BC02 Screened out but not referred in: the unmeasured psychiatric referral gap for body dysmorphic disorder in cosmetic practices
Augusta OkoroAbstract
Body dysmorphic disorder (BDD) affects up to 18.6% of aesthetic cohorts compared with 1.7–2.9% of people in the population as a whole. Professional bodies recommend psychological assessment before cosmetic intervention and referral to mental health services if BDD is suspected. We examined the gap between recommended assessment and referral standards and real-world practice, assessed how well literature captures referral conversion (screening to specialist assessment), and identified barriers preventing completion of specialist mental health assessment. This was a targeted review of aesthetic surgery meta-analyses, dermatology and plastic surgery guidelines, aesthetic practice safety documents, and psychiatric assessment resources examining prevalence data, referral pathways and barriers to mental health engagement. Although the prevalence of BDD in aesthetic settings has been extensively studied, published literature rarely captures referral conversion rates.
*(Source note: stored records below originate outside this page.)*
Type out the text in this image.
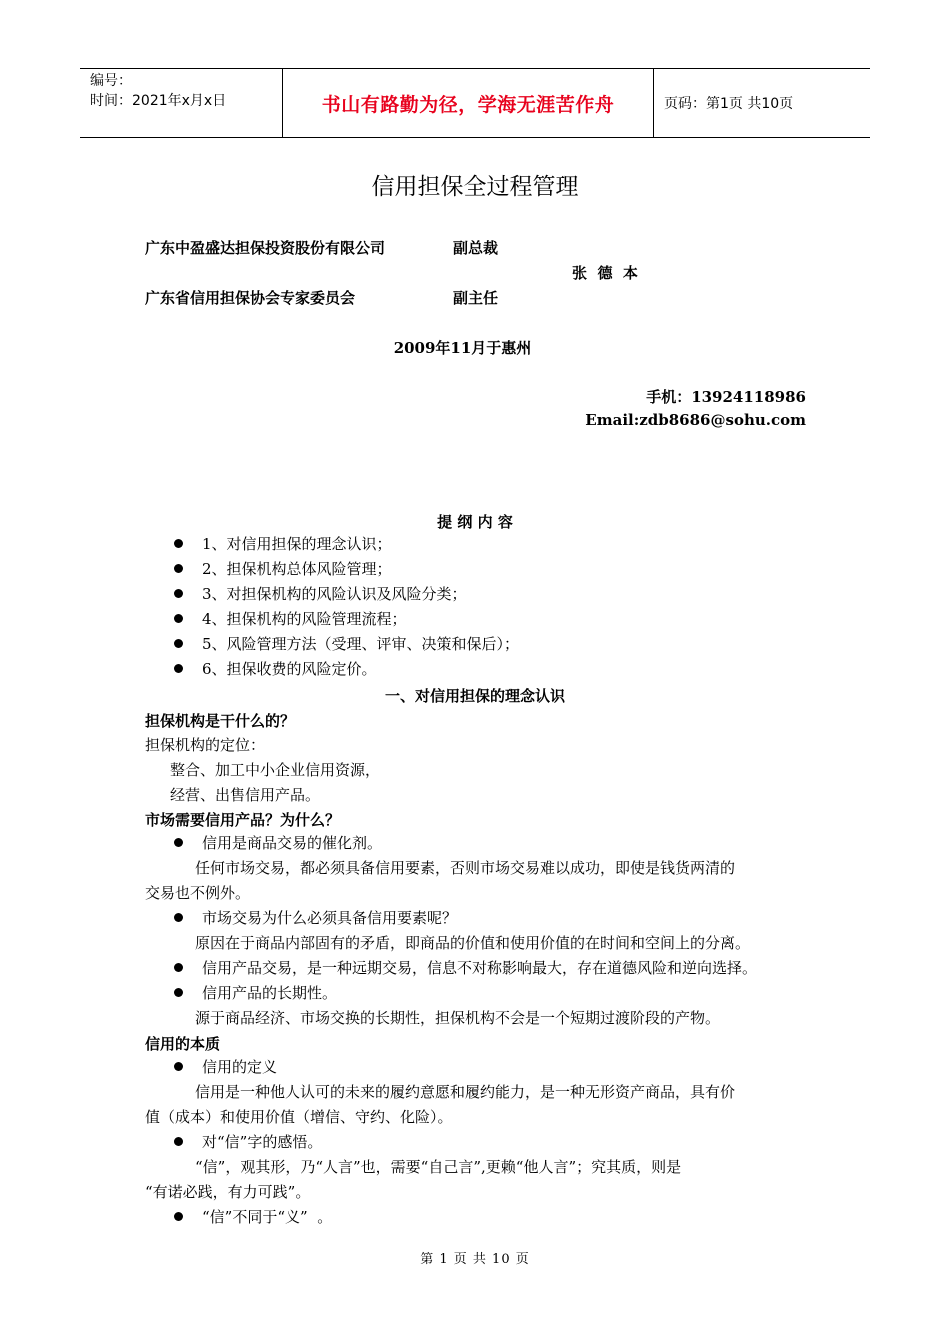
编号：
时间：2021年x月x日	书山有路勤为径，学海无涯苦作舟	页码：第1页 共10页
信用担保全过程管理
广东中盈盛达担保投资股份有限公司	副总裁
张  德  本
广东省信用担保协会专家委员会	副主任
2009年11月于惠州
手机：13924118986
Email:zdb8686@sohu.com
提 纲 内 容
1、对信用担保的理念认识；
2、担保机构总体风险管理；
3、对担保机构的风险认识及风险分类；
4、担保机构的风险管理流程；
5、风险管理方法（受理、评审、决策和保后）；
6、担保收费的风险定价。
一、对信用担保的理念认识
担保机构是干什么的？
担保机构的定位：
整合、加工中小企业信用资源，
经营、出售信用产品。
市场需要信用产品？为什么？
信用是商品交易的催化剂。
任何市场交易，都必须具备信用要素，否则市场交易难以成功，即使是钱货两清的
交易也不例外。
市场交易为什么必须具备信用要素呢？
原因在于商品内部固有的矛盾，即商品的价值和使用价值的在时间和空间上的分离。
信用产品交易，是一种远期交易，信息不对称影响最大，存在道德风险和逆向选择。
信用产品的长期性。
源于商品经济、市场交换的长期性，担保机构不会是一个短期过渡阶段的产物。
信用的本质
信用的定义
信用是一种他人认可的未来的履约意愿和履约能力，是一种无形资产商品，具有价
值（成本）和使用价值（增信、守约、化险）。
对“信”字的感悟。
“信”，观其形，乃“人言”也，需要“自己言”,更赖“他人言”；究其质，则是
“有诺必践，有力可践”。
“信”不同于“义”  。
第 1 页 共 10 页
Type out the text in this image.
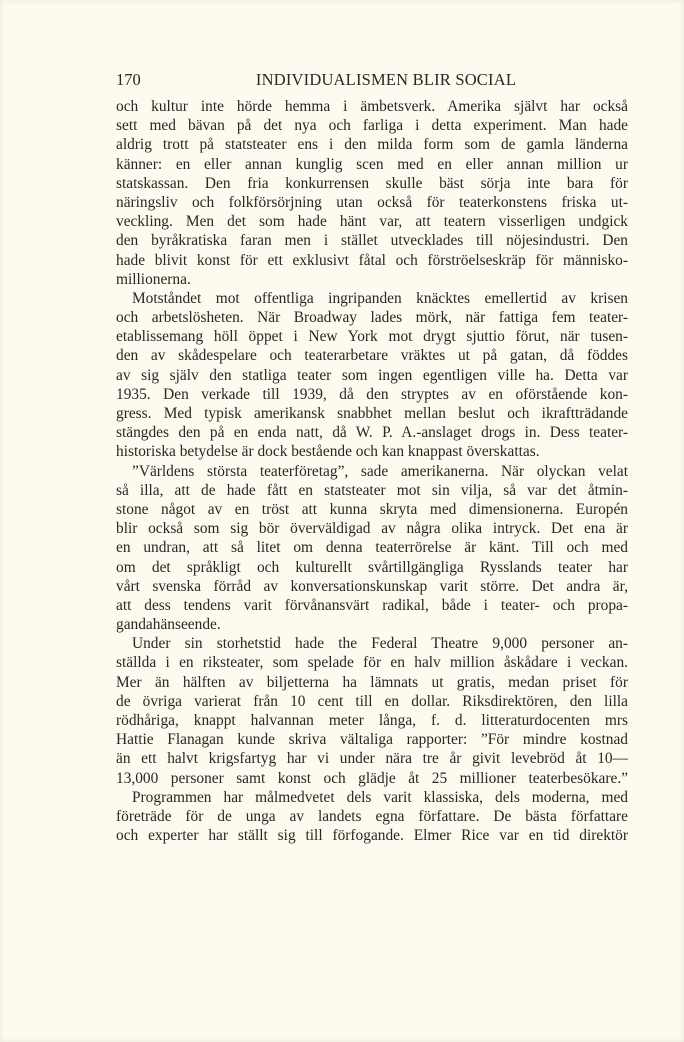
170	INDIVIDUALISMEN BLIR SOCIAL
och kultur inte hörde hemma i ämbetsverk. Amerika självt har också
sett med bävan på det nya och farliga i detta experiment. Man hade
aldrig trott på statsteater ens i den milda form som de gamla länderna
känner: en eller annan kunglig scen med en eller annan million ur
statskassan. Den fria konkurrensen skulle bäst sörja inte bara för
näringsliv och folkförsörjning utan också för teaterkonstens friska ut-
veckling. Men det som hade hänt var, att teatern visserligen undgick
den byråkratiska faran men i stället utvecklades till nöjesindustri. Den
hade blivit konst för ett exklusivt fåtal och förströelseskräp för människo-
millionerna.
Motståndet mot offentliga ingripanden knäcktes emellertid av krisen
och arbetslösheten. När Broadway lades mörk, när fattiga fem teater-
etablissemang höll öppet i New York mot drygt sjuttio förut, när tusen-
den av skådespelare och teaterarbetare vräktes ut på gatan, då föddes
av sig själv den statliga teater som ingen egentligen ville ha. Detta var
1935. Den verkade till 1939, då den stryptes av en oförstående kon-
gress. Med typisk amerikansk snabbhet mellan beslut och ikraftträdande
stängdes den på en enda natt, då W. P. A.-anslaget drogs in. Dess teater-
historiska betydelse är dock bestående och kan knappast överskattas.
”Världens största teaterföretag”, sade amerikanerna. När olyckan velat
så illa, att de hade fått en statsteater mot sin vilja, så var det åtmin-
stone något av en tröst att kunna skryta med dimensionerna. Europén
blir också som sig bör överväldigad av några olika intryck. Det ena är
en undran, att så litet om denna teaterrörelse är känt. Till och med
om det språkligt och kulturellt svårtillgängliga Rysslands teater har
vårt svenska förråd av konversationskunskap varit större. Det andra är,
att dess tendens varit förvånansvärt radikal, både i teater- och propa-
gandahänseende.
Under sin storhetstid hade the Federal Theatre 9,000 personer an-
ställda i en riksteater, som spelade för en halv million åskådare i veckan.
Mer än hälften av biljetterna ha lämnats ut gratis, medan priset för
de övriga varierat från 10 cent till en dollar. Riksdirektören, den lilla
rödhåriga, knappt halvannan meter långa, f. d. litteraturdocenten mrs
Hattie Flanagan kunde skriva vältaliga rapporter: ”För mindre kostnad
än ett halvt krigsfartyg har vi under nära tre år givit levebröd åt 10—
13,000 personer samt konst och glädje åt 25 millioner teaterbesökare.”
Programmen har målmedvetet dels varit klassiska, dels moderna, med
företräde för de unga av landets egna författare. De bästa författare
och experter har ställt sig till förfogande. Elmer Rice var en tid direktör
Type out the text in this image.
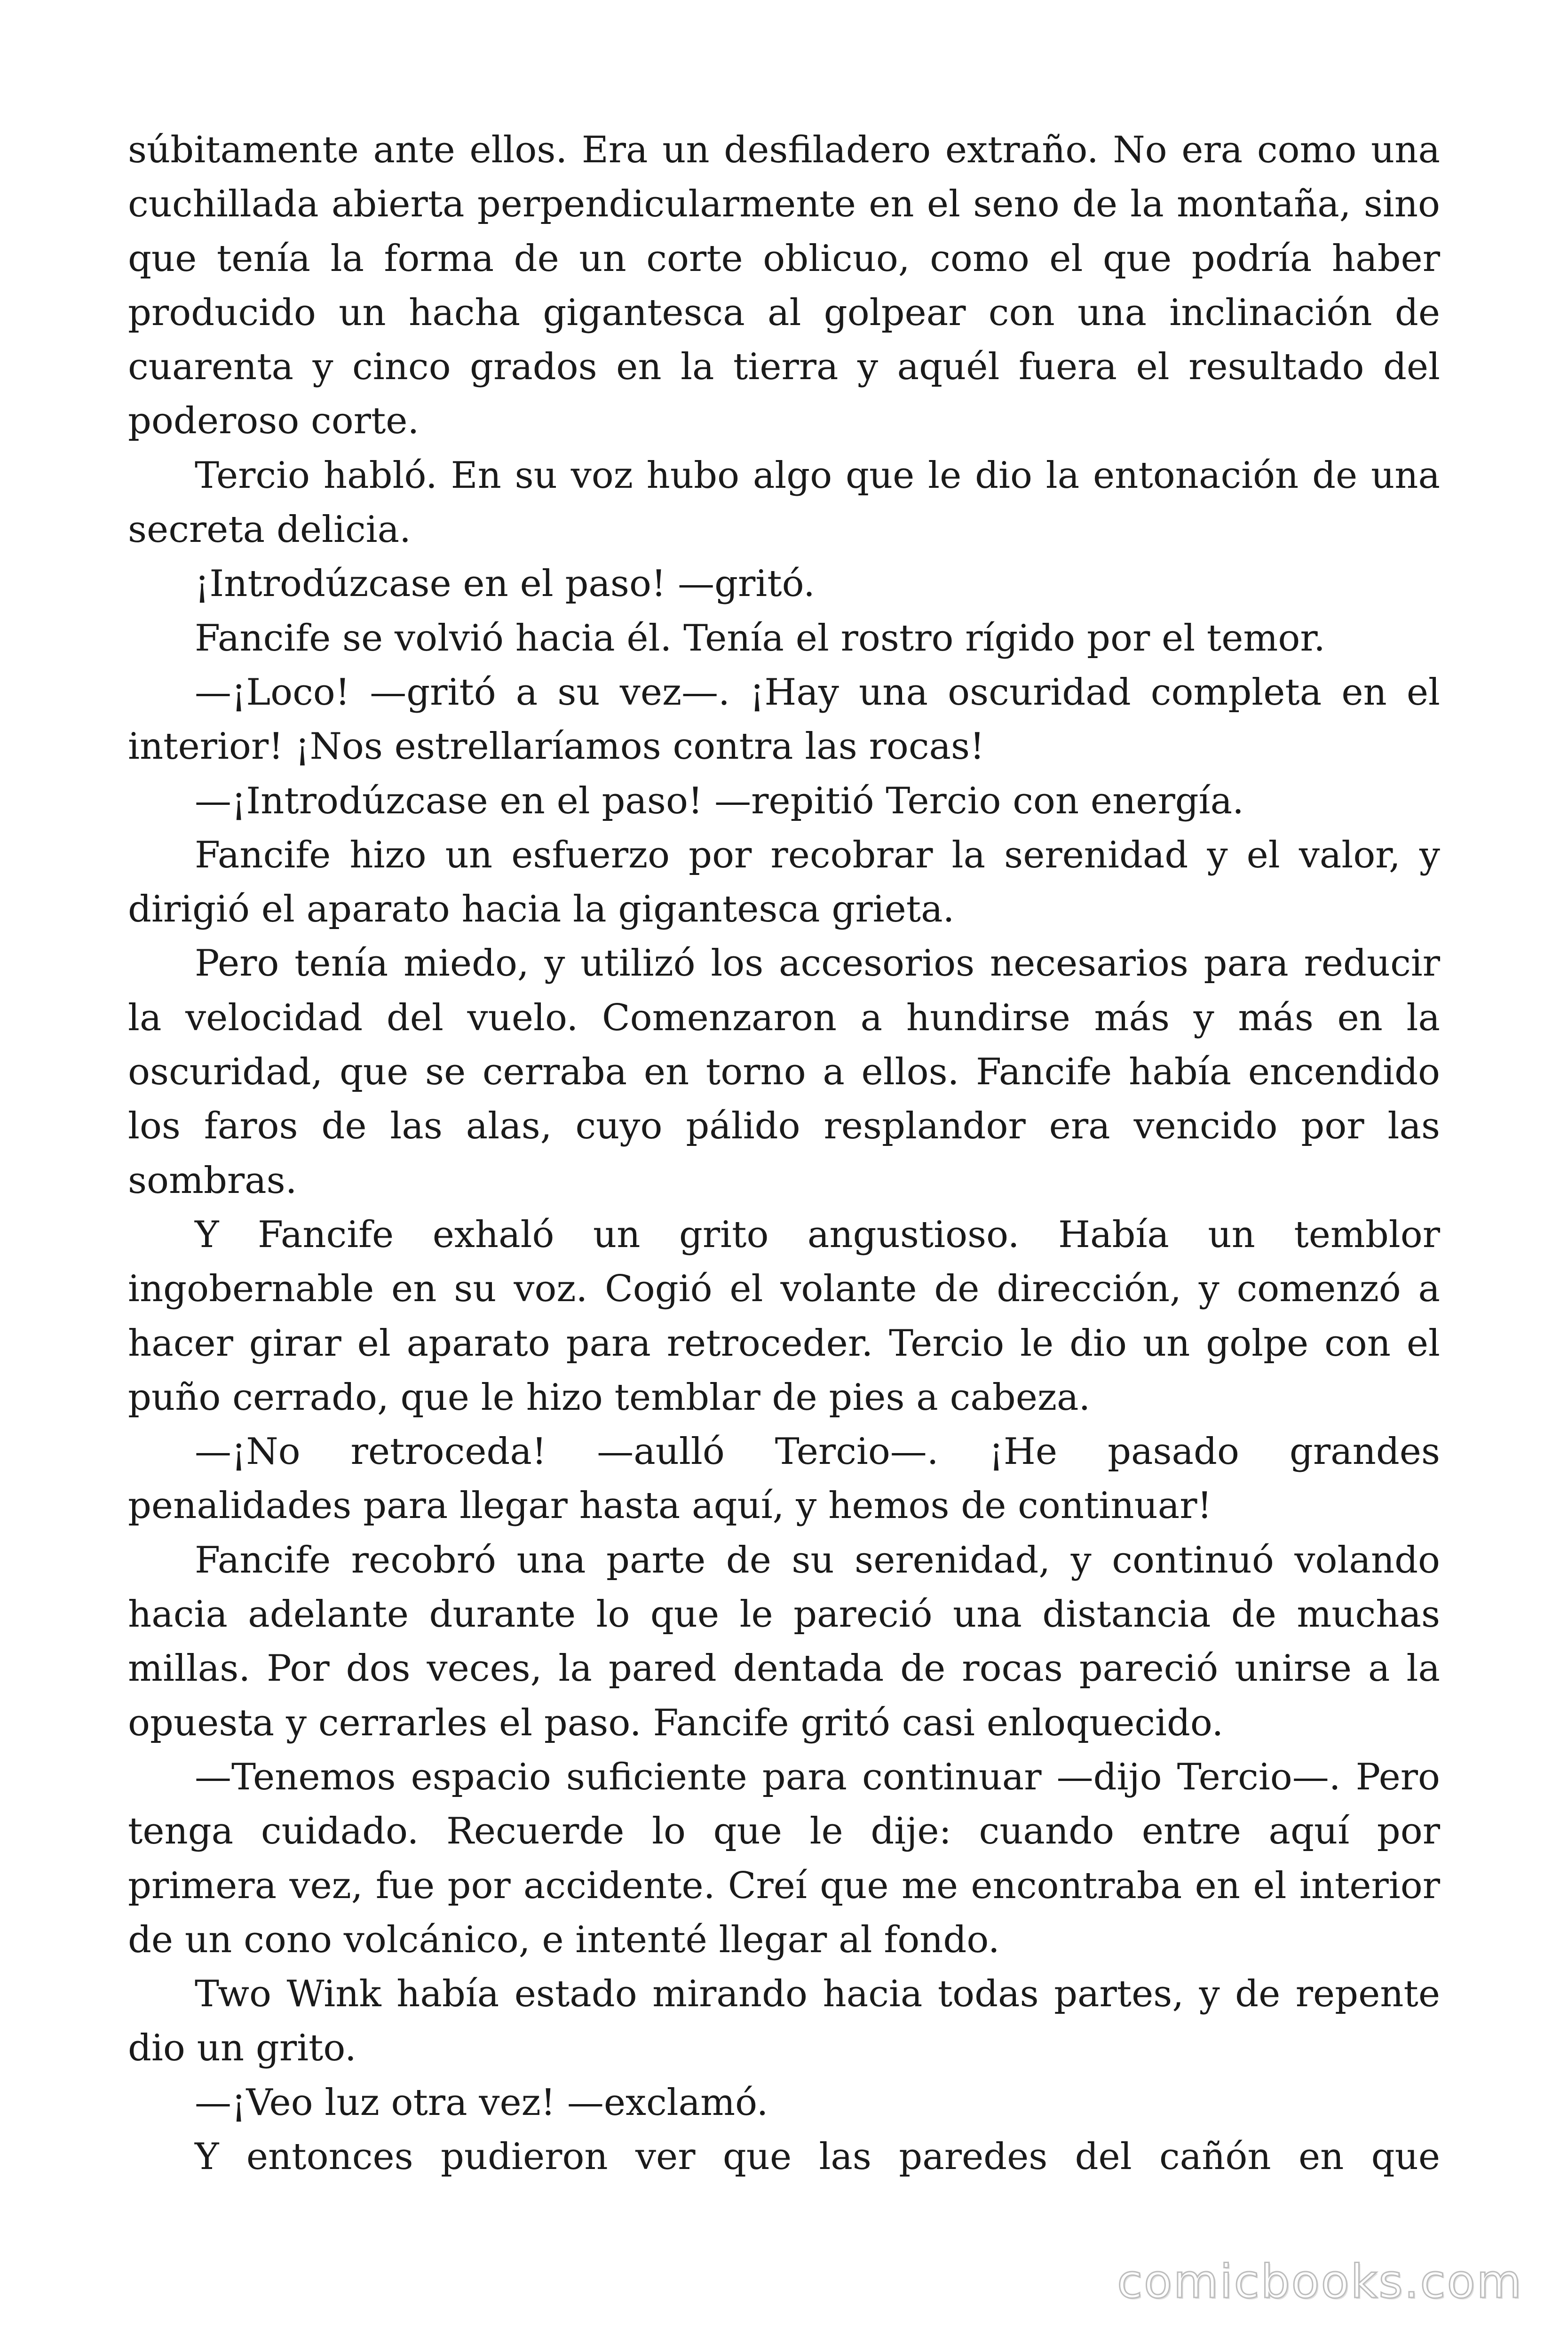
súbitamente ante ellos. Era un desfiladero extraño. No era como una cuchillada abierta perpendicularmente en el seno de la montaña, sino que tenía la forma de un corte oblicuo, como el que podría haber producido un hacha gigantesca al golpear con una inclinación de cuarenta y cinco grados en la tierra y aquél fuera el resultado del poderoso corte.

Tercio habló. En su voz hubo algo que le dio la entonación de una secreta delicia.

¡Introdúzcase en el paso! —gritó.

Fancife se volvió hacia él. Tenía el rostro rígido por el temor.

—¡Loco! —gritó a su vez—. ¡Hay una oscuridad completa en el interior! ¡Nos estrellaríamos contra las rocas!

—¡Introdúzcase en el paso! —repitió Tercio con energía.

Fancife hizo un esfuerzo por recobrar la serenidad y el valor, y dirigió el aparato hacia la gigantesca grieta.

Pero tenía miedo, y utilizó los accesorios necesarios para reducir la velocidad del vuelo. Comenzaron a hundirse más y más en la oscuridad, que se cerraba en torno a ellos. Fancife había encendido los faros de las alas, cuyo pálido resplandor era vencido por las sombras.

Y Fancife exhaló un grito angustioso. Había un temblor ingobernable en su voz. Cogió el volante de dirección, y comenzó a hacer girar el aparato para retroceder. Tercio le dio un golpe con el puño cerrado, que le hizo temblar de pies a cabeza.

—¡No retroceda! —aulló Tercio—. ¡He pasado grandes penalidades para llegar hasta aquí, y hemos de continuar!

Fancife recobró una parte de su serenidad, y continuó volando hacia adelante durante lo que le pareció una distancia de muchas millas. Por dos veces, la pared dentada de rocas pareció unirse a la opuesta y cerrarles el paso. Fancife gritó casi enloquecido.

—Tenemos espacio suficiente para continuar —dijo Tercio—. Pero tenga cuidado. Recuerde lo que le dije: cuando entre aquí por primera vez, fue por accidente. Creí que me encontraba en el interior de un cono volcánico, e intenté llegar al fondo.

Two Wink había estado mirando hacia todas partes, y de repente dio un grito.

—¡Veo luz otra vez! —exclamó.

Y entonces pudieron ver que las paredes del cañón en que

comicbooks.com
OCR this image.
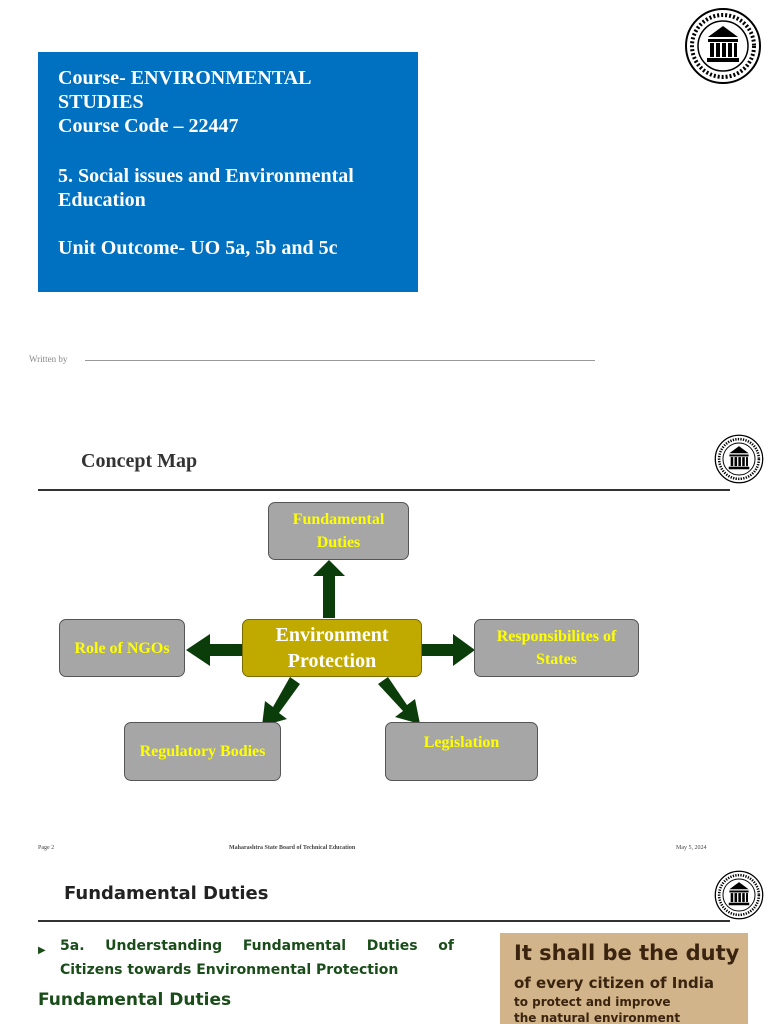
Course- ENVIRONMENTAL

STUDIES

Course Code – 22447

5. Social issues and Environmental

Education

Unit Outcome- UO 5a, 5b and 5c

Written by
Concept Map
Fundamental Duties
Role of NGOs
Environment Protection
Responsibilites of States
Regulatory Bodies
Legislation
Page 2	Maharashtra State Board of Technical Education	May 5, 2024
Fundamental Duties
▶ 5a. Understanding Fundamental Duties of
Citizens towards Environmental Protection
Fundamental Duties
It shall be the duty
of every citizen of India
to protect and improve
the natural environment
Despite validated high-accuracy screening tools (Body Dysmorphic Disorder Questionnaire has sensitivity of 100% and specificity of 89–93%), recent database evidence highlights ongoing missed detection. In a cohort of 226 374 patients undergoing cosmetic surgery (August 2002 to August 2022), 52.1% of BDD diagnoses occurred only after procedures. Barriers span the patient level (denial, doctor shopping), clinician level (concerns about conflict, reputational or financial impact, limited training) and system level (lack of structured pathways, absence of warm handover mechanisms). Quantitative studies measuring these factors are minimal. UK literature documents BDD prevalence and provides screening tools but lacks referral conversion or follow-through metrics. Professional guidelines recommend specialist evaluation for suspected BDD, yet referral completion rates remain unmeasured and implementation inconsistent. The absence of referral conversion data and evidence of missed diagnoses highlight critical safety gaps. Priority actions include auditing current screening and referral practices, establishing clear referral triggers and destinations, implementing warm handover mechanisms, and developing integrated pathways between cosmetic and mental health services.